Глаза Фомы Филимоныча светились умом, хитринкой.
— Не тяжело тебе, в твои годы, с печками возиться?
— А што… лихо нам не страшно, всякое видывали. — И он улыбнулся. От этого лицо его, изрезанное глубокими морщинами, стало еще приветливее.
— Почему зубы не лечишь? — спросил я, увидав у него во рту желтые корешки.
— Лечить-то уж нечего, господин хороший. За шестьдесят годков все съел. Дотянем и так до смерти.

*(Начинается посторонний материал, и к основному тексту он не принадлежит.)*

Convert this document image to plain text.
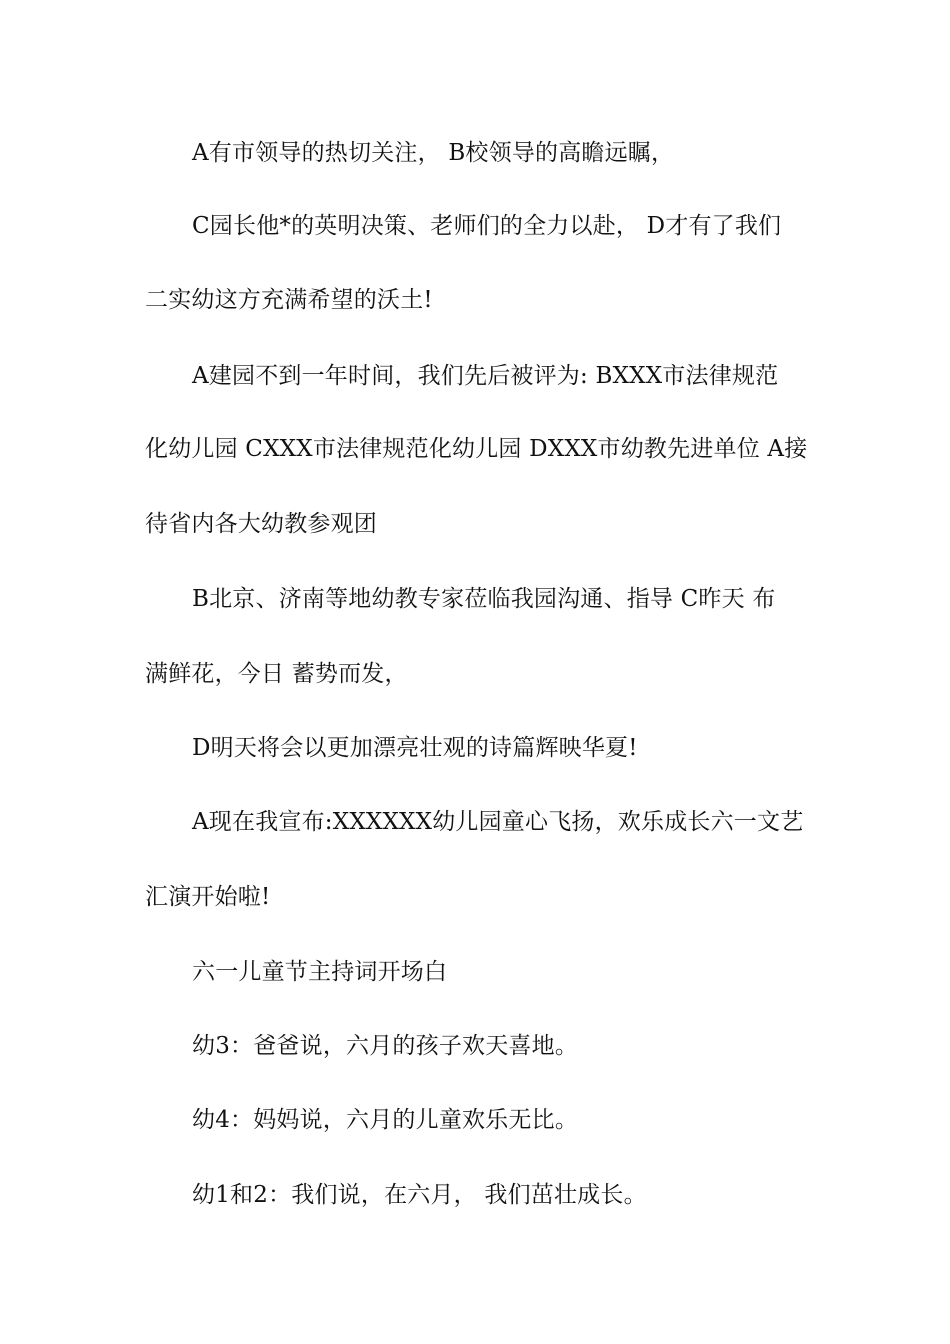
A有市领导的热切关注， B校领导的高瞻远瞩，
C园长他*的英明决策、老师们的全力以赴， D才有了我们
二实幼这方充满希望的沃土!
A建园不到一年时间，我们先后被评为: BXXX市法律规范
化幼儿园 CXXX市法律规范化幼儿园 DXXX市幼教先进单位 A接
待省内各大幼教参观团
B北京、济南等地幼教专家莅临我园沟通、指导 C昨天 布
满鲜花，今日 蓄势而发，
D明天将会以更加漂亮壮观的诗篇辉映华夏!
A现在我宣布:XXXXXX幼儿园童心飞扬，欢乐成长六一文艺
汇演开始啦!
六一儿童节主持词开场白
幼3：爸爸说，六月的孩子欢天喜地。
幼4：妈妈说，六月的儿童欢乐无比。
幼1和2：我们说，在六月， 我们茁壮成长。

Я поинтересовался семейным положением старика. Кольчугин рассказал, что имеет двух сыновей и дочь. Жена умерла в двадцать девятом году. Детей пришлось воспитывать самому. Старший сын в финскую войну потерял левую руку, но не прекратил работы на обувной фабрике. Вместе с фабрикой эвакуировался куда-то в глубь страны. Второй сын учился в техникуме, а где сейчас находится — неизвестно. Дочка живет с ним.
Старик опять заторопился, и я не стал его задерживать.

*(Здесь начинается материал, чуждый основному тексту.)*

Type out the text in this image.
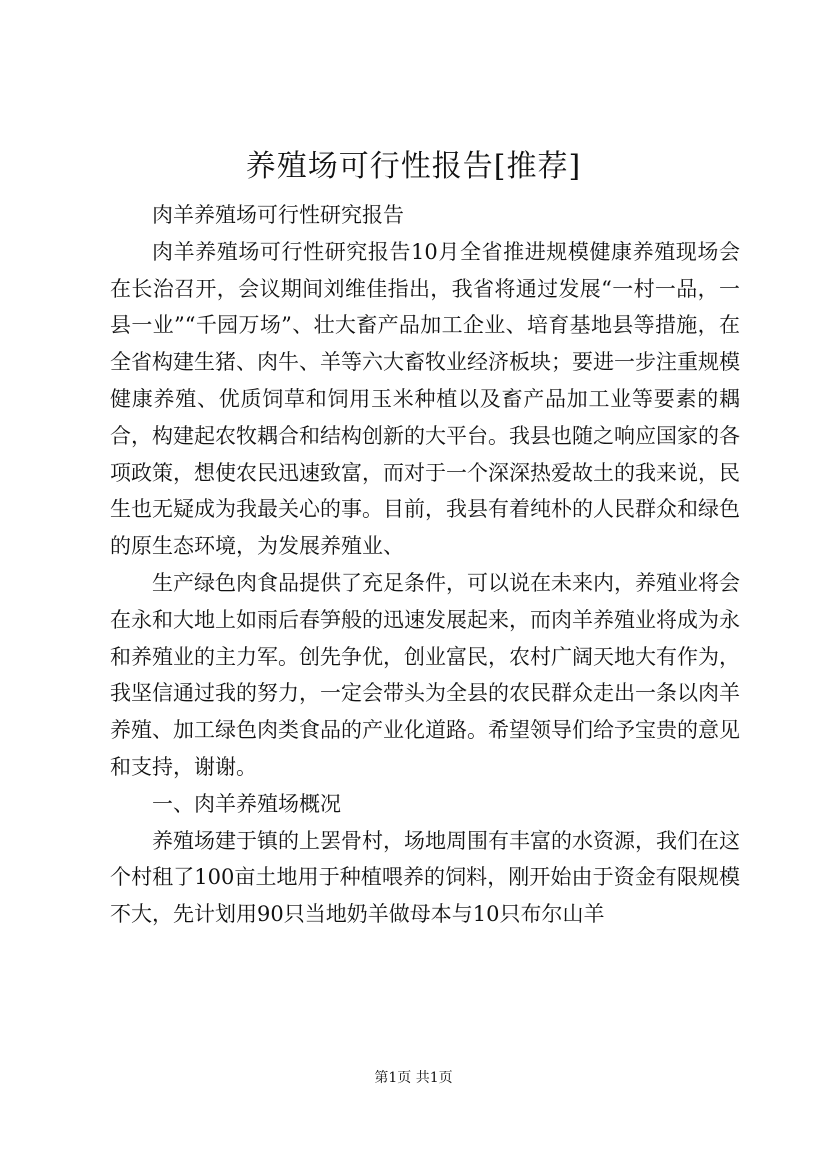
养殖场可行性报告[推荐]

肉羊养殖场可行性研究报告

肉羊养殖场可行性研究报告10月全省推进规模健康养殖现场会在长治召开，会议期间刘维佳指出，我省将通过发展“一村一品，一县一业”“千园万场”、壮大畜产品加工企业、培育基地县等措施，在全省构建生猪、肉牛、羊等六大畜牧业经济板块；要进一步注重规模健康养殖、优质饲草和饲用玉米种植以及畜产品加工业等要素的耦合，构建起农牧耦合和结构创新的大平台。我县也随之响应国家的各项政策，想使农民迅速致富，而对于一个深深热爱故土的我来说，民生也无疑成为我最关心的事。目前，我县有着纯朴的人民群众和绿色的原生态环境，为发展养殖业、

生产绿色肉食品提供了充足条件，可以说在未来内，养殖业将会在永和大地上如雨后春笋般的迅速发展起来，而肉羊养殖业将成为永和养殖业的主力军。创先争优，创业富民，农村广阔天地大有作为，我坚信通过我的努力，一定会带头为全县的农民群众走出一条以肉羊养殖、加工绿色肉类食品的产业化道路。希望领导们给予宝贵的意见和支持，谢谢。

一、肉羊养殖场概况

养殖场建于镇的上罢骨村，场地周围有丰富的水资源，我们在这个村租了100亩土地用于种植喂养的饲料，刚开始由于资金有限规模不大，先计划用90只当地奶羊做母本与10只布尔山羊

第1页 共1页
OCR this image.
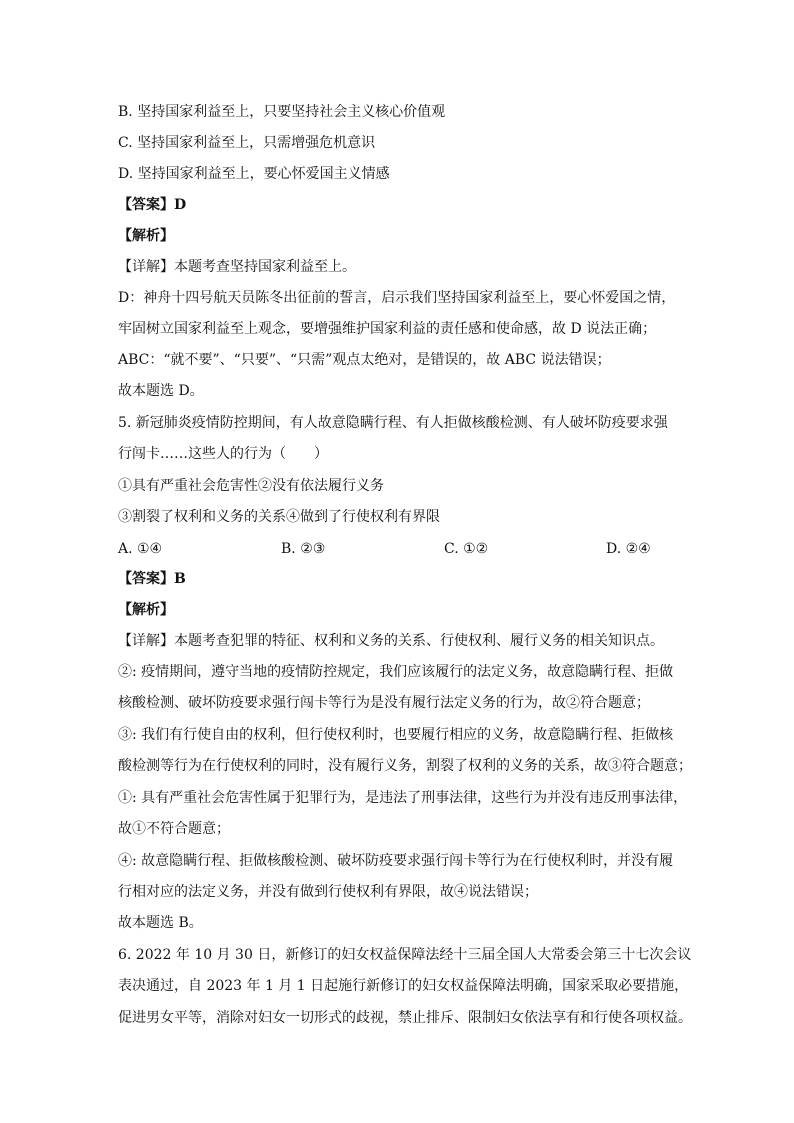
B. 坚持国家利益至上，只要坚持社会主义核心价值观
C. 坚持国家利益至上，只需增强危机意识
D. 坚持国家利益至上，要心怀爱国主义情感
【答案】D
【解析】
【详解】本题考查坚持国家利益至上。
D：神舟十四号航天员陈冬出征前的誓言，启示我们坚持国家利益至上，要心怀爱国之情，
牢固树立国家利益至上观念，要增强维护国家利益的责任感和使命感，故 D 说法正确；
ABC：“就不要”、“只要”、“只需”观点太绝对，是错误的，故 ABC 说法错误；
故本题选 D。
5. 新冠肺炎疫情防控期间，有人故意隐瞒行程、有人拒做核酸检测、有人破坏防疫要求强
行闯卡……这些人的行为（　　）
①具有严重社会危害性②没有依法履行义务
③割裂了权利和义务的关系④做到了行使权利有界限
A. ①④	B. ②③	C. ①②	D. ②④
【答案】B
【解析】
【详解】本题考查犯罪的特征、权利和义务的关系、行使权利、履行义务的相关知识点。
②: 疫情期间，遵守当地的疫情防控规定，我们应该履行的法定义务，故意隐瞒行程、拒做
核酸检测、破坏防疫要求强行闯卡等行为是没有履行法定义务的行为，故②符合题意；
③: 我们有行使自由的权利，但行使权利时，也要履行相应的义务，故意隐瞒行程、拒做核
酸检测等行为在行使权利的同时，没有履行义务，割裂了权利的义务的关系，故③符合题意；
①: 具有严重社会危害性属于犯罪行为，是违法了刑事法律，这些行为并没有违反刑事法律，
故①不符合题意；
④: 故意隐瞒行程、拒做核酸检测、破坏防疫要求强行闯卡等行为在行使权利时，并没有履
行相对应的法定义务，并没有做到行使权利有界限，故④说法错误；
故本题选 B。
6. 2022 年 10 月 30 日，新修订的妇女权益保障法经十三届全国人大常委会第三十七次会议
表决通过，自 2023 年 1 月 1 日起施行新修订的妇女权益保障法明确，国家采取必要措施，
促进男女平等，消除对妇女一切形式的歧视，禁止排斥、限制妇女依法享有和行使各项权益。
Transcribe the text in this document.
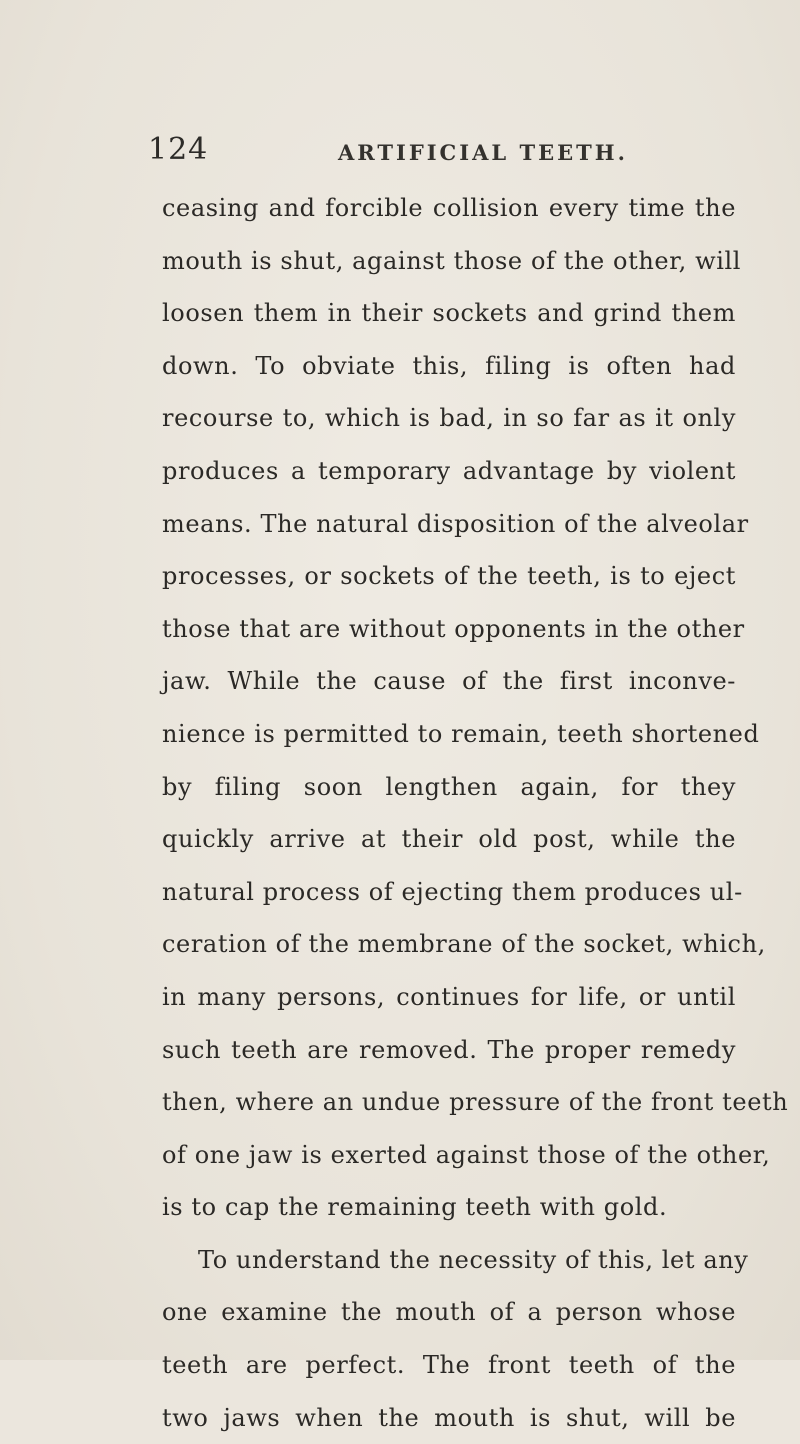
124	ARTIFICIAL TEETH.
ceasing and forcible collision every time the
mouth is shut, against those of the other, will
loosen them in their sockets and grind them
down. To obviate this, filing is often had
recourse to, which is bad, in so far as it only
produces a temporary advantage by violent
means. The natural disposition of the alveolar
processes, or sockets of the teeth, is to eject
those that are without opponents in the other
jaw. While the cause of the first inconve-
nience is permitted to remain, teeth shortened
by filing soon lengthen again, for they
quickly arrive at their old post, while the
natural process of ejecting them produces ul-
ceration of the membrane of the socket, which,
in many persons, continues for life, or until
such teeth are removed. The proper remedy
then, where an undue pressure of the front teeth
of one jaw is exerted against those of the other,
is to cap the remaining teeth with gold.
To understand the necessity of this, let any
one examine the mouth of a person whose
teeth are perfect. The front teeth of the
two jaws when the mouth is shut, will be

— Пойду припасу вам дровец, — сказал он и, переваливаясь, зашагал к двери.
Я взглянул на часы и ахнул. Через десять минут должен начаться первый урок по радиоделу. Вскочил с кровати, быстро оделся. В комнату, где происходили занятия, можно было попасть из того же коридора, что и в мою. В коридор выходили двери четырех комнат, расположенные одна против другой.
Радист жил в крайней, угловой, Похитун, — против меня, а инструктор-фотограф — рядом со мной.